Sebelum memasuki era internet, masyhur kiat membaca yang tak hanya harus utuh, tapi juga tak cukup sekali. Orang-orang besar sekelas Abdurrahman ‘Gus Dur’ Wahid, dikabarkan berulang kali membaca sejudul buku demi merawat nalar dan kecerdasan pikiran.
Untungnya, tradisi pesantren tak ikut-ikutan meski zaman kian instan. Kebiasaan kiai dan ustaz membacakan kitab kuning kepada santri secara keseluruhan begitu penting diambil sebagai teladan.
Fenomena Ibnu Malik dan Ibnu Mu’thi
Pesantren, tak sekadar mengamanatkan kebiasaan membaca utuh. Dalam proses mengalih-bahasakan redaksi Arab ke bahasa lokal, orang-orang berseloroh, untung saja tak dimulai dari daftar isi, atau tahun dan perusahaan cetak. Apa sebab?
Lantaran dalam pembacaan kitab kuning lazim dimulai dari bab yang cenderung ditinggal dalam tradisi ruang-ruang pembelajaran modern, yakni bab pengantar penulis.
Sebut misal, pembacaan kitab Alfiyah yang nyaris pasti dikurikulumkan dalam pesantren-pesantren tradisional di Indonesia. Santri, tidak hanya mendapat kedalaman pengetahuan soal tata bahasa. Dalam sekali dayung, disajikan banyak pesan dan amanat dari soal akhlak, hingga wawasan sejarah.
Jauh sebelum menelusuri 1002 bait nazam itu, sang pengarang Al-‘Allamah Abu ‘Abdillah Muhammad Jamaluddin ibnu Malik at-Thai atau yang lebih kesohor dengan sapaan Ibnu Malik tersebut menceritakan sisi lain dari panjangnya proses penulisan. Bukan amanat pentingnya mempelajari hal ihwal gramatika Arab, malahan di bait-bait awal ia berpesan soal perlunya kerendah-hatian.
Ibnu Malik, semacam menyisipkan ungkapan penyesalannya di bait ke enam atas ungkapan yang ia tulis di satu bait sebelumnya. Ia menganulir klaim bahwa kitab yang ditulisnya jauh lebih komplet dan komprehensif ketimbang karya pendahulunya, kitab serupa karangan Yahya ibnu Abdil Mu’thi ibnu Abdin Nur az-Zawawi al-Maghribi atau Ibnu Mu’thi.
Wa taqtadi ridlan bi ghairi sukhti, faiqatan alfiata ibn mu’thi.
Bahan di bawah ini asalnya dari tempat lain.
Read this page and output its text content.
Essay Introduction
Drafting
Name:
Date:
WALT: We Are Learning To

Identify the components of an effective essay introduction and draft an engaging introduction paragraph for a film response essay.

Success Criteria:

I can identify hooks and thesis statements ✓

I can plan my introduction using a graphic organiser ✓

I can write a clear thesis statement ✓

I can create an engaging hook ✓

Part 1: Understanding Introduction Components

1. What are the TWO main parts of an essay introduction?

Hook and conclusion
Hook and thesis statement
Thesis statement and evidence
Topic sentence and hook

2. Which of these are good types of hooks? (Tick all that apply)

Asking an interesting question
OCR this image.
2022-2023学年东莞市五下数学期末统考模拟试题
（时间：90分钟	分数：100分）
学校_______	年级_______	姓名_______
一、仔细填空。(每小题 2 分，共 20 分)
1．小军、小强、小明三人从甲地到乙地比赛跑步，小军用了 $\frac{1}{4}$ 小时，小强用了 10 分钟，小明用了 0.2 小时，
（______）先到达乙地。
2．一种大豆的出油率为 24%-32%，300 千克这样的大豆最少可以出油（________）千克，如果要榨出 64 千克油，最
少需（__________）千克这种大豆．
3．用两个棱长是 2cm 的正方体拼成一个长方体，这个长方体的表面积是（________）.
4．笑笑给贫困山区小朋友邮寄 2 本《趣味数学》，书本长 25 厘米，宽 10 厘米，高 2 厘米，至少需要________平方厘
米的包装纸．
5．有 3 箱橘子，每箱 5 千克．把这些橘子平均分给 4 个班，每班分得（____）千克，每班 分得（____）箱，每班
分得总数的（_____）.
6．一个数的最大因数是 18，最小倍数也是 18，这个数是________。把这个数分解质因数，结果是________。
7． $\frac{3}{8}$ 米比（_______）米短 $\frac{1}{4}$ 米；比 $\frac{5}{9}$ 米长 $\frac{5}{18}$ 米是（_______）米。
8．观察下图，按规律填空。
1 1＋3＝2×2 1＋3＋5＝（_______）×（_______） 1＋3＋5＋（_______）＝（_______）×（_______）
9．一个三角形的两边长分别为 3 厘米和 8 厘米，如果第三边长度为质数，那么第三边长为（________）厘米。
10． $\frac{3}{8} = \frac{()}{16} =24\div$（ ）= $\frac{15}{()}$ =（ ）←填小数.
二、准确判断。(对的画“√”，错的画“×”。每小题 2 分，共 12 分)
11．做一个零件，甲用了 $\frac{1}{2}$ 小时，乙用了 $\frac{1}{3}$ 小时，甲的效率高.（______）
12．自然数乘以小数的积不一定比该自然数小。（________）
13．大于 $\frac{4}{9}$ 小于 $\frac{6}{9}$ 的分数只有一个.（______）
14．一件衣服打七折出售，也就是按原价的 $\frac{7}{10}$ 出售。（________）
Kitab ini menuntut kerelaan tanpa kemarahan, melebihi kitab Alfiyah karangan Ibnu Mu’thi.
Dalam Hasyiyah al-‘Allamah Ibnu Hamdun ‘ala Syarhil Makudi li Alfiyati ibn Malik diterangkan, kreatifitas Ibnu Malik bahkan terhenti di bait Faiqatan laha fi alfi baitin, yang artinya, klaim mengungguli Ibnu Mu’thi dalam hal seribu bait. Hingga ia menyerah, lalu bermimpi dan mendapatkan kritik keras dari Ibnu Mu’thi.
Dalam mimpi itu, Ibnu Mu’thi bilang, Wal hayyu qad ya’libu alfa mayyitin, orang hidup, sudah barang tentu mampu mengalahkan hingga seribu mayat sekalipun.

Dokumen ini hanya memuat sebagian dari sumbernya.